Kepada petugas pos, orang-orang yang membawa tahanan komunis itu menunjukkan daftar nama yang akan dibunuh di lokasi itu.

Udin mengaku tidak dipersenjatai, kecuali berseragam lengkap ala anggota Hansip. "Gagah sekali, bersepatu hitam, pakai topi pet kayak tentara."

`Ada 170 orang yang dieksekusi, dua orang anggota Gerwani`

Usai proses eksekusi yang disebutnya berjalan antara 30 menit dan satu jam, para petugas pos — di antaranya polisi — kemudian menerima laporannya.

Dan, "saya jarang melihat [eksekusi], karena tidak cocok dengan pikiran. Makanya saya [menjaga] di pos. Habis leher mereka digorok [di Cot Betung], saya pulang," akunya dengan kalimat datar.

"Saya ingat, ada 170 orang dari Sigli yang dieksekusi di tiga tempat di sini. Tapi ada pula yang kabur," Udin berkisah.

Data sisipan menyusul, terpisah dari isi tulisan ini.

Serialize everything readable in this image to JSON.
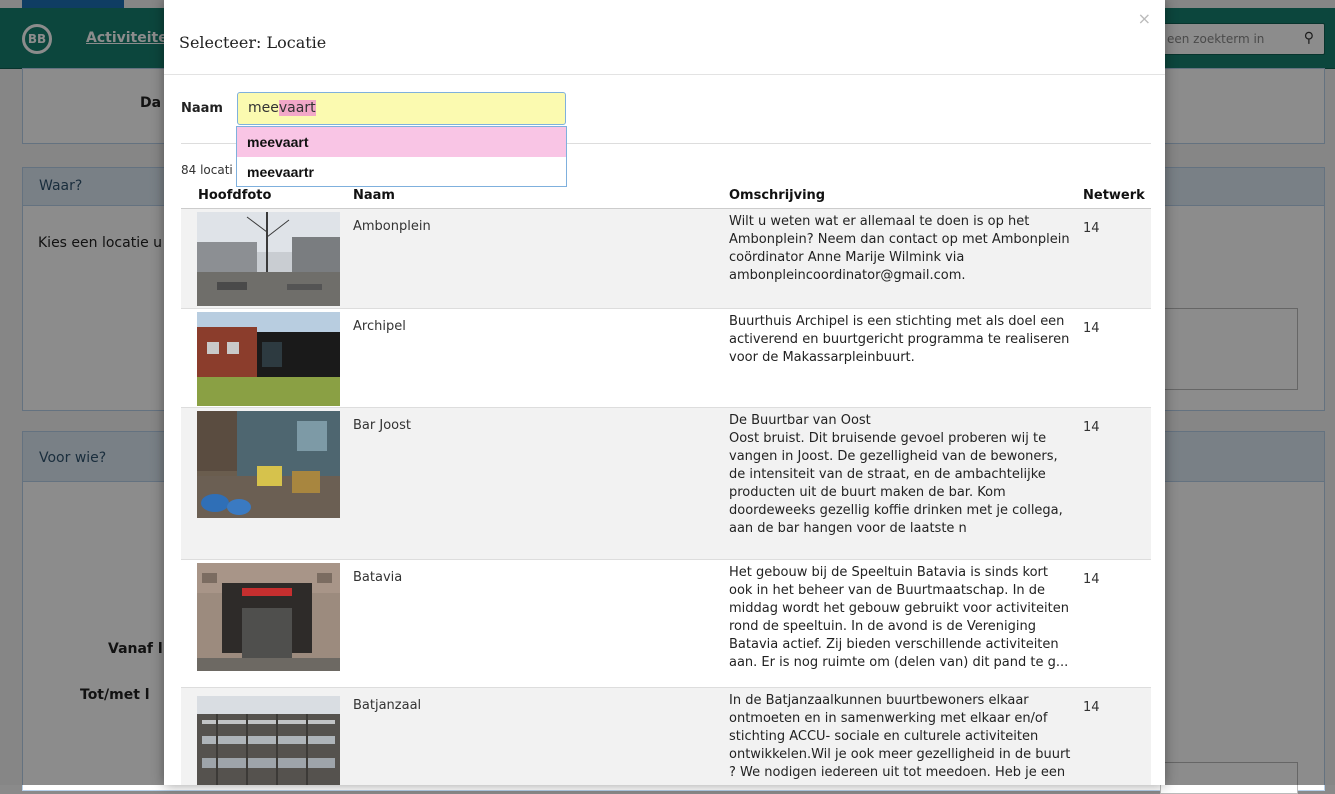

Orang-orang yang dibantai itu, termasuk dua orang anggota Gerakan Wanita Indonesia (Gerwani) asal Kota Sigli dan sekitarnya, ujarnya. Tapi dia mengaku tak mengenalnya.

Apakah tiap malam ada orang-orang yang digorok? "Tidak tiap malam. Kadang-kadang satu minggu satu kali, malam Rabu atau malam Minggu."

Proses pembantaian berlangsung sekitar sebulan, tapi Udin lupa secara persis waktunya. "Pokoknya sebelum puasa Ramadan, antara 1965 dan 1966."

Baca juga:

Semalam bisa sampai 24 orang dibantai di sekitar 10 titik di Cot Betung dan sekitarnya. Setiap lubang bisa berisi antara tujuh sampai 15 orang, ungkapnya.

"Saya tidak menghitung saat eksekusi, tapi saya lihat di daftar laporan setelah eksekusi. Saya melihat di pos, bukan di tempat kejadian perkara," akunya.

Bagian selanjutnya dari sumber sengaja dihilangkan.